If the King has an interest in his wife, he may go ahead with whatever he intends to do with her… if then a child was born, even better. The King, for the sake of the child, would remain kind to the mother in case the affair came to an end… and the husband, if he proved to be no trouble, may expect some money for his silence.
It is not clear whether he actively shoved his wife into the direction of the King, but Anne, being pregnant, became dame du palais to Marie-Thérèse in January the following year. Five months later she gave birth a son.
Her husband claimed said son, Armand-Gaston-Maximilien de Rohan, as his own, while it was widely speculated that it was actually a royal-bastard. “In consideration of his services“, the Prince received quite a bit of money from Louis XIV. This son, although never acknowledged by Louis XIV and claimed as his own by the Prince, received plenty of support from the King during the years and was made Grand Almoner de France in 1713. In first, there was not much of a similarity between Louis and the boy, but as he grew older the Bourbon features were hard to deny.

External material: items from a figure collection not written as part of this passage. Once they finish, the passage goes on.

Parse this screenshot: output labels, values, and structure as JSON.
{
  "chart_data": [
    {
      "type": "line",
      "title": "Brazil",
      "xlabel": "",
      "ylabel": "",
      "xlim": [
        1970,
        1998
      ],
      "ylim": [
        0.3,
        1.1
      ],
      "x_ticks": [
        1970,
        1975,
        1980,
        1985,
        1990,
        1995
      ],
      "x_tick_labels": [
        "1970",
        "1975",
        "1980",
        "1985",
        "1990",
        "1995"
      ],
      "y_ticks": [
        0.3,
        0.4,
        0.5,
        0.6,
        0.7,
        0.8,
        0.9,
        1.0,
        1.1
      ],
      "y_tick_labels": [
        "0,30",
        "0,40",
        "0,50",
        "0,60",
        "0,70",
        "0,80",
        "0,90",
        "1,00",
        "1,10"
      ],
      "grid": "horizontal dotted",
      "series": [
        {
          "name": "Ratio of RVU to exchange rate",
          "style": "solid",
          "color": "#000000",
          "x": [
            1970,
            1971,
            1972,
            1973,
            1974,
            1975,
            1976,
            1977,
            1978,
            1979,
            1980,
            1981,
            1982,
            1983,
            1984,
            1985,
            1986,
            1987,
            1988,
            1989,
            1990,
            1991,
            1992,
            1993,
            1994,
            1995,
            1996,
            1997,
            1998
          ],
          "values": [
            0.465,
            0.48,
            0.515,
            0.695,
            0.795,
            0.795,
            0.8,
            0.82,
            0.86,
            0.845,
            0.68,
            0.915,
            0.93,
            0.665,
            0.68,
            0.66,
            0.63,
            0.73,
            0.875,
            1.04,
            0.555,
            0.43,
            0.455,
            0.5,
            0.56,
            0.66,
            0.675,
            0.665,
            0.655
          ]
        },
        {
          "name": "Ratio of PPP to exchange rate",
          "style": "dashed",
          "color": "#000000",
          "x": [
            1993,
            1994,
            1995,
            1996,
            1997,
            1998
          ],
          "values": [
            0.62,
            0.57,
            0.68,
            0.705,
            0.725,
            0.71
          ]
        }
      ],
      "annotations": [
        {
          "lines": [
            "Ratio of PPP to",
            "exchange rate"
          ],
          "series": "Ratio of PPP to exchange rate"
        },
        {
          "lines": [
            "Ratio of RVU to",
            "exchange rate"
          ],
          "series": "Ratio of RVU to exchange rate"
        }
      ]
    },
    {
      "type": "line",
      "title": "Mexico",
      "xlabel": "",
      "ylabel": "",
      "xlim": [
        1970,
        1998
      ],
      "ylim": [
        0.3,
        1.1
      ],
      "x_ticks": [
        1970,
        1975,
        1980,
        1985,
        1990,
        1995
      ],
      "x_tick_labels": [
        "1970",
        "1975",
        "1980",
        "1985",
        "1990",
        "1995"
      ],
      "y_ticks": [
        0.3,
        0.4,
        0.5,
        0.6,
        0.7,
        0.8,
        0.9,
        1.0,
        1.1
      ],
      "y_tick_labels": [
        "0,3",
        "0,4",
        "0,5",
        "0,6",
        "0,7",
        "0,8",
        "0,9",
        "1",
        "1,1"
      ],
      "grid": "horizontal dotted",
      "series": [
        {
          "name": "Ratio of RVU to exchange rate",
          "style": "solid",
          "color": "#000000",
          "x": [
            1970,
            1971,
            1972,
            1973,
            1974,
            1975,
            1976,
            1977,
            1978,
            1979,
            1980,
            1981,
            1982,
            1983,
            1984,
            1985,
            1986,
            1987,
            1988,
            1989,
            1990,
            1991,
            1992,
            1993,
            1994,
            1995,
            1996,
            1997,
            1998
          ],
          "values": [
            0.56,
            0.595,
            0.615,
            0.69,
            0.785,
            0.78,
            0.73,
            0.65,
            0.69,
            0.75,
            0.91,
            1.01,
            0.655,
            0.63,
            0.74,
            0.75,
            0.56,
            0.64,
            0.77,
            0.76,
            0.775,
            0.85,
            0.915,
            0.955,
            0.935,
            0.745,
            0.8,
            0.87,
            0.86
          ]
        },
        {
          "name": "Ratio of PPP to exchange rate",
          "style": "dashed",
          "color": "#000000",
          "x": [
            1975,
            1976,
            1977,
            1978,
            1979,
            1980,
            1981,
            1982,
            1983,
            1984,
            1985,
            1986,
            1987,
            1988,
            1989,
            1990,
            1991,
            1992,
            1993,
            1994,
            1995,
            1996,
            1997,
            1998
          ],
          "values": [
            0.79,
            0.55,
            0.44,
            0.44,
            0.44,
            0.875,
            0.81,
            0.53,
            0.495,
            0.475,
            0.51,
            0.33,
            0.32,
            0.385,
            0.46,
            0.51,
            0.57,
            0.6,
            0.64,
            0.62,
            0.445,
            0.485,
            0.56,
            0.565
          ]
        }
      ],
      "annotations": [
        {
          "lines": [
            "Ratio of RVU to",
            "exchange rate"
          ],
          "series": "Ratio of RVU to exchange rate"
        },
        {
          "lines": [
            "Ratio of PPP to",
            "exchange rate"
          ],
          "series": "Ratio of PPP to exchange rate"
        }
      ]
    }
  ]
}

The affair of the Princesse de Soubise and Louis XIV continued in a sort of on and off for the next two years. As Madame de Montespan spent some time away from court to “take the waters” in the summer of 1676, Anne was again at the King’s side. In first he was fascinated by her beauty, then by her spirit, but Anne turned cold and calculating over the years. She became more and more attached to possessions and what she could gain.
Thanks to Madame de Sevigne’s letters, we know how the Princesse de Soubise signalled Louis XIV that she was available for a secret rendezvous. Whenever her husband was away for an evening, Anne wore large emerald earrings when attending the King’s dinner or supper.
While the affair lasted, Anne was of course on Madame de Montespan’s list of people she wanted to get rid of. She tried her very best to bad-talk her and, since Anne was often in delicate health, Montespan nicknamed her a pomme gâtée au-dedans. In the end, like many others before and after her, Anne fell victim to Louis XIV’s fickle moods. The Sun King had always more than one love interest. Next to the Princesse and Madame de Montespan, there was also Madame de Ludres and various others he turned to. She was simply not able to hold his interest. Louis was torn between all these women and whenever one fell out of favour, a younger and more beautiful one was eager to take the place. Louis’ on off affair with Anne continued until she lost her incisors, reportedly during childbirth. The King could not look at her anymore afterwards.
Anne spent the rest of her life in relative comfort, either at court or her Parisian home. She died there, aged sixty, on 4 February 1709 due to a cold.